"Listen, Stéphane, we have a few minutes before us, perhaps fewer than we think. François will be free at any moment now and will come to our rescue. Let us make the most of the interval and tell each other the things which both of us ought to know. Let us discuss matters quietly. We are threatened with no immediate danger; and the time will be well employed."
Véronique was pretending a sense of security which she did not feel. That François would make his escape she refused to doubt; but who could tell that the boy would go to the window and notice the hook of the hanging ladder?

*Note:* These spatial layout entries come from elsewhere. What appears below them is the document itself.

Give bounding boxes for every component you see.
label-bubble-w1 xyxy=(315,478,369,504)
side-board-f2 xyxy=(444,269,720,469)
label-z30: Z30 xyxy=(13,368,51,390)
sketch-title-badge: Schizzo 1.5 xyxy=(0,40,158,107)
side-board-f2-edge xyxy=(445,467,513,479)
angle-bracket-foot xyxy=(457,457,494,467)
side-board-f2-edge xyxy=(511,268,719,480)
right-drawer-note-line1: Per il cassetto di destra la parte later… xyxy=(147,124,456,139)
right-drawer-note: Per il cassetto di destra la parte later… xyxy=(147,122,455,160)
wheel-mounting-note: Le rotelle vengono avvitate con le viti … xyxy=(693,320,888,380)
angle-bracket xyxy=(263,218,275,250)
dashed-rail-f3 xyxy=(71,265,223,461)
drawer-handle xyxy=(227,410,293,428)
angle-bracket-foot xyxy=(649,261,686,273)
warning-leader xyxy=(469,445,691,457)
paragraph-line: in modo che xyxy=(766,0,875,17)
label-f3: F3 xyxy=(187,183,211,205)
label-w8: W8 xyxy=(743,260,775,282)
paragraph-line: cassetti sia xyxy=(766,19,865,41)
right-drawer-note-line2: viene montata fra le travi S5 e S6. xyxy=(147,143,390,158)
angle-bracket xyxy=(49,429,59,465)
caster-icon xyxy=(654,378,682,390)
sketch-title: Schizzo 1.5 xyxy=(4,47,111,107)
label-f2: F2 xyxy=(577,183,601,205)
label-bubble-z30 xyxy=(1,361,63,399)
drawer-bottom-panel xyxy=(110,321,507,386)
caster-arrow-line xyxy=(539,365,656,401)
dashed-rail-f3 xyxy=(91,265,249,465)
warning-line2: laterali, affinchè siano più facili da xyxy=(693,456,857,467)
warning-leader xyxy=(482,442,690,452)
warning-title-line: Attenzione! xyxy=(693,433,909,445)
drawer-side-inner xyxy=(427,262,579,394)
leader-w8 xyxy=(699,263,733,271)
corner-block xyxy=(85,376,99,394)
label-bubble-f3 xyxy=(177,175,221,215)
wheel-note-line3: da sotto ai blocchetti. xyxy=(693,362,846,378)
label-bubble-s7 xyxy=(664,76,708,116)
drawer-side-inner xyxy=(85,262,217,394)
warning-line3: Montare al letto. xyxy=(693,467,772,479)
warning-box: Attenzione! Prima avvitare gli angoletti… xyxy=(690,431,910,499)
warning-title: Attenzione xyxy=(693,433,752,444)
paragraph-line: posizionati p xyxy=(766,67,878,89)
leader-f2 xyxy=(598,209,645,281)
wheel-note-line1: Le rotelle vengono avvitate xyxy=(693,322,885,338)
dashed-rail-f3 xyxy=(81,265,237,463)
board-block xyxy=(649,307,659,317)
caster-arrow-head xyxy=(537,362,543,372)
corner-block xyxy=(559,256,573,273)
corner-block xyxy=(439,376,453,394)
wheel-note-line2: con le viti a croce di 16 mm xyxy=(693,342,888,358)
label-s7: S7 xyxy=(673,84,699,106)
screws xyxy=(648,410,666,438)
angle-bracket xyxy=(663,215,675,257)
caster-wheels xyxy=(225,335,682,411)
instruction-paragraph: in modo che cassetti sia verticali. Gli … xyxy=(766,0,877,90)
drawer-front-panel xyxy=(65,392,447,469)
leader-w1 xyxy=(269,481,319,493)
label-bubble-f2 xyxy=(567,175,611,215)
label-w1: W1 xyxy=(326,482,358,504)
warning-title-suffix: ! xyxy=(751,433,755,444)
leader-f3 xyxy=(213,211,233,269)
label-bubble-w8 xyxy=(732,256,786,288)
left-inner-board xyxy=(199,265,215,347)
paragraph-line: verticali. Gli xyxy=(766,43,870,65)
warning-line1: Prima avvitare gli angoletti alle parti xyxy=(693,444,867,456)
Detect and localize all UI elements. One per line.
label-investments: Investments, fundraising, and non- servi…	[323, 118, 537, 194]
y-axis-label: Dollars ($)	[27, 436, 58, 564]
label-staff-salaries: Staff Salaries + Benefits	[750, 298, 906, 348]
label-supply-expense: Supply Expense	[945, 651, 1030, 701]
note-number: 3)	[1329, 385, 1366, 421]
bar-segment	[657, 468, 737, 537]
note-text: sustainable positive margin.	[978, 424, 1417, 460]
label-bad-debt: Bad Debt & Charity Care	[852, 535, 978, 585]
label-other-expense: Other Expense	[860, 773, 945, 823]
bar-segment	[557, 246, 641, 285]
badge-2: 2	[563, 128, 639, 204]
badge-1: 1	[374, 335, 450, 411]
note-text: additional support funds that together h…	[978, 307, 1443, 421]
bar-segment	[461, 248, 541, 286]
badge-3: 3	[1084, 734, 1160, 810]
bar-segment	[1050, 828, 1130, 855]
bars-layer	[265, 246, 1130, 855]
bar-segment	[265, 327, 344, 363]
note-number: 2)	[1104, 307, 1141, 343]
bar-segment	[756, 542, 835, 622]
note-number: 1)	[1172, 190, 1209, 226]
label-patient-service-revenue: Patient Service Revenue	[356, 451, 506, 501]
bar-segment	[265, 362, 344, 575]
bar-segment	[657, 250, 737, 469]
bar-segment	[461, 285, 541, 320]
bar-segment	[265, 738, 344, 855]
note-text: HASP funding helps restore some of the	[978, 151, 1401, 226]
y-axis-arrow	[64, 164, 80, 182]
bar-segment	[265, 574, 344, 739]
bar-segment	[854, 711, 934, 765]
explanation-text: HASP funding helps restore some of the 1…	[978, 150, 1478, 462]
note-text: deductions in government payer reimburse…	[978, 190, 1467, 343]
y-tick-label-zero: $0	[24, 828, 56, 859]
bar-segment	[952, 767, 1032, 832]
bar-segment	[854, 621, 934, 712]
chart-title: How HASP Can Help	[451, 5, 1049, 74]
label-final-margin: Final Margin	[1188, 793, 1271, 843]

On failing to see his mother, would he not rather think of following the underground tunnel and running to the Priory?
However, she mastered herself, feeling the need of the explanation for which she had asked, and, sitting down on a granite projection which formed a sort of bench, she at once began to tell Stéphane the events which she had witnessed and in which she had played a leading part, from the moment when her investigations led her to the deserted cabin containing Maguennoc's dead body.

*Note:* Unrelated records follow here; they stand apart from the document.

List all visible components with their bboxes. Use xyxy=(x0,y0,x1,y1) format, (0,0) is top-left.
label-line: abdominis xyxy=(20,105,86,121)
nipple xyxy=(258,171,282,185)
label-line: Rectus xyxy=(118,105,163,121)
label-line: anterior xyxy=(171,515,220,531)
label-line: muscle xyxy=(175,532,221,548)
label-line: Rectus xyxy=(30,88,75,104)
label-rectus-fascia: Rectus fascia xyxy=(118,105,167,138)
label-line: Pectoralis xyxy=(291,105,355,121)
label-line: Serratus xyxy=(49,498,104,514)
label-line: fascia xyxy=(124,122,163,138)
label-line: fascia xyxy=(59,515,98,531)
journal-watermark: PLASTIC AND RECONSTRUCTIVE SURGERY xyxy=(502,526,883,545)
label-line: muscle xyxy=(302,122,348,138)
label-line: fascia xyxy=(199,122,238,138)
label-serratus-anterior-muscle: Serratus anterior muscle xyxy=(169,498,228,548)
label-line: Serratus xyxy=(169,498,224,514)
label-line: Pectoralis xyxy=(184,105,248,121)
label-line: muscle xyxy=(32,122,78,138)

Stéphane listened to the terrifying narrative without attempting to interrupt her but with an alarm marked by his gestures of abhorrence and the despairing expression of his face. M. d'Hergemont's death in particular seemed to crush him, as did Honorine's. He had been greatly attached to both of them.

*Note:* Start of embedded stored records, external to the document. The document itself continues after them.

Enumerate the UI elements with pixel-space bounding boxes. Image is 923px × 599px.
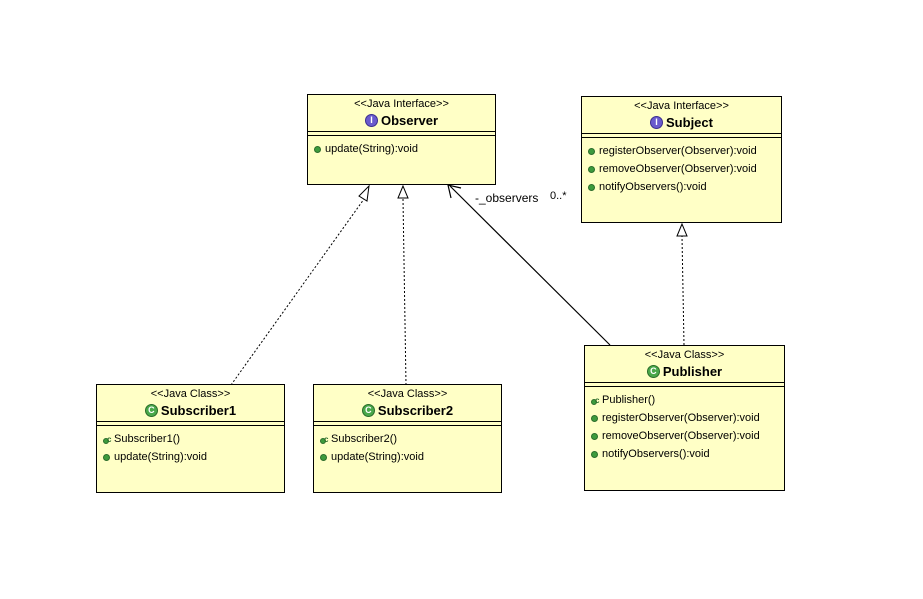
realization-arrowhead xyxy=(676,222,688,237)
stereotype-label: <<Java Class>> xyxy=(150,388,231,400)
realization-subscriber1-observer xyxy=(230,198,365,386)
interface-icon: I xyxy=(650,116,664,129)
method-item: notifyObservers():void xyxy=(591,445,784,463)
class-icon: C xyxy=(144,404,158,417)
public-method-icon xyxy=(588,183,595,191)
method-item: update(String):void xyxy=(314,140,495,158)
stereotype-label: <<Java Interface>> xyxy=(634,100,729,112)
public-method-icon xyxy=(588,165,595,173)
constructor-icon: c xyxy=(320,435,329,444)
method-list: registerObserver(Observer):void removeOb… xyxy=(582,138,781,196)
method-item: registerObserver(Observer):void xyxy=(591,409,784,427)
association-arrowhead xyxy=(447,184,462,199)
compartment-divider xyxy=(582,133,781,138)
public-method-icon xyxy=(314,145,321,153)
association-multiplicity-label: 0..* xyxy=(550,190,567,202)
association-publisher-observer xyxy=(449,185,611,346)
compartment-divider xyxy=(308,131,495,136)
compartment-divider xyxy=(314,421,501,426)
publisher-class-box[interactable]: <<Java Class>> C Publisher c Publisher()… xyxy=(584,345,785,491)
method-item: update(String):void xyxy=(320,448,501,466)
method-list: c Subscriber2() update(String):void xyxy=(314,426,501,466)
realization-publisher-subject xyxy=(681,235,685,346)
method-list: c Subscriber1() update(String):void xyxy=(97,426,284,466)
subscriber2-class-box[interactable]: <<Java Class>> C Subscriber2 c Subscribe… xyxy=(313,384,502,493)
class-name: Observer xyxy=(380,113,439,128)
constructor-icon: c xyxy=(591,396,600,405)
stereotype-label: <<Java Class>> xyxy=(644,349,725,361)
class-name: Subscriber1 xyxy=(160,403,237,418)
class-icon: C xyxy=(361,404,375,417)
class-name: Publisher xyxy=(662,364,723,379)
public-method-icon xyxy=(591,432,598,440)
observer-interface-box[interactable]: <<Java Interface>> I Observer update(Str… xyxy=(307,94,496,185)
realization-subscriber2-observer xyxy=(402,198,407,386)
constructor-item: c Subscriber1() xyxy=(103,430,284,448)
realization-arrowhead xyxy=(358,184,370,202)
stereotype-label: <<Java Class>> xyxy=(367,388,448,400)
interface-icon: I xyxy=(364,114,378,127)
compartment-divider xyxy=(585,382,784,387)
method-item: removeObserver(Observer):void xyxy=(591,427,784,445)
constructor-item: c Publisher() xyxy=(591,391,784,409)
method-list: update(String):void xyxy=(308,136,495,158)
subject-interface-box[interactable]: <<Java Interface>> I Subject registerObs… xyxy=(581,96,782,223)
realization-arrowhead xyxy=(397,184,409,199)
method-item: notifyObservers():void xyxy=(588,178,781,196)
public-method-icon xyxy=(591,414,598,422)
class-name: Subject xyxy=(666,115,713,130)
public-method-icon xyxy=(591,450,598,458)
compartment-divider xyxy=(97,421,284,426)
stereotype-label: <<Java Interface>> xyxy=(354,98,449,110)
method-item: update(String):void xyxy=(103,448,284,466)
public-method-icon xyxy=(588,147,595,155)
method-item: registerObserver(Observer):void xyxy=(588,142,781,160)
constructor-item: c Subscriber2() xyxy=(320,430,501,448)
method-list: c Publisher() registerObserver(Observer)… xyxy=(585,387,784,463)
subscriber1-class-box[interactable]: <<Java Class>> C Subscriber1 c Subscribe… xyxy=(96,384,285,493)
class-name: Subscriber2 xyxy=(377,403,454,418)
constructor-icon: c xyxy=(103,435,112,444)
public-method-icon xyxy=(103,453,110,461)
method-item: removeObserver(Observer):void xyxy=(588,160,781,178)
class-icon: C xyxy=(646,365,660,378)
public-method-icon xyxy=(320,453,327,461)
association-role-label: -_observers xyxy=(475,191,539,205)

"There, Stéphane," said Véronique, when she had described the anguish which she suffered after the execution of the sisters Archignat, the discovery of the underground passage and her interview with François. "That is all that I need absolutely tell you. I thought that you ought to know what I have kept from François, so that we may fight our enemies together."
He shook his head:
"Which enemies?" he said. "I, too, in spite of your explanations, am asking the very question which you asked me. I have a feeling that we are flung into the midst of a great tragedy which has continued for years, for centuries, and in which we have begun to play our parts only at the moment of the crisis, at the moment of the terrific cataclysm prepared by generations of men. I may be wrong. Perhaps there is nothing more than a disconnected series of sinister, weird and horrible coincidences amid which we are tossed from side to side, without being able to appeal to any other reasons than the whim of chance. In reality I know no more than you do. I am surrounded by the same obscurity, stricken by the same sorrows and the same losses. It's all just insanity, extravagant convulsions, unprecedent shocks, the crimes of savages, the fury of the barbaric ages."
"Yes, of the barbaric ages; and that is what baffles me most and impresses me so much! What is the connection between the present and the past, between our persecutors of to-day and the men who lived in these caves in days of old and whose actions are prolonged into our own time, in a manner so impossible to understand? To what do they all refer, those legends of which I know nothing except from Honorine's delirium and the distress of the sisters Archignat?"
They spoke low, with their ears always on the alert. Stéphane listened for sounds in the corridor, Véronique concentrated her attention on the cliff, in the hope of hearing François' signal.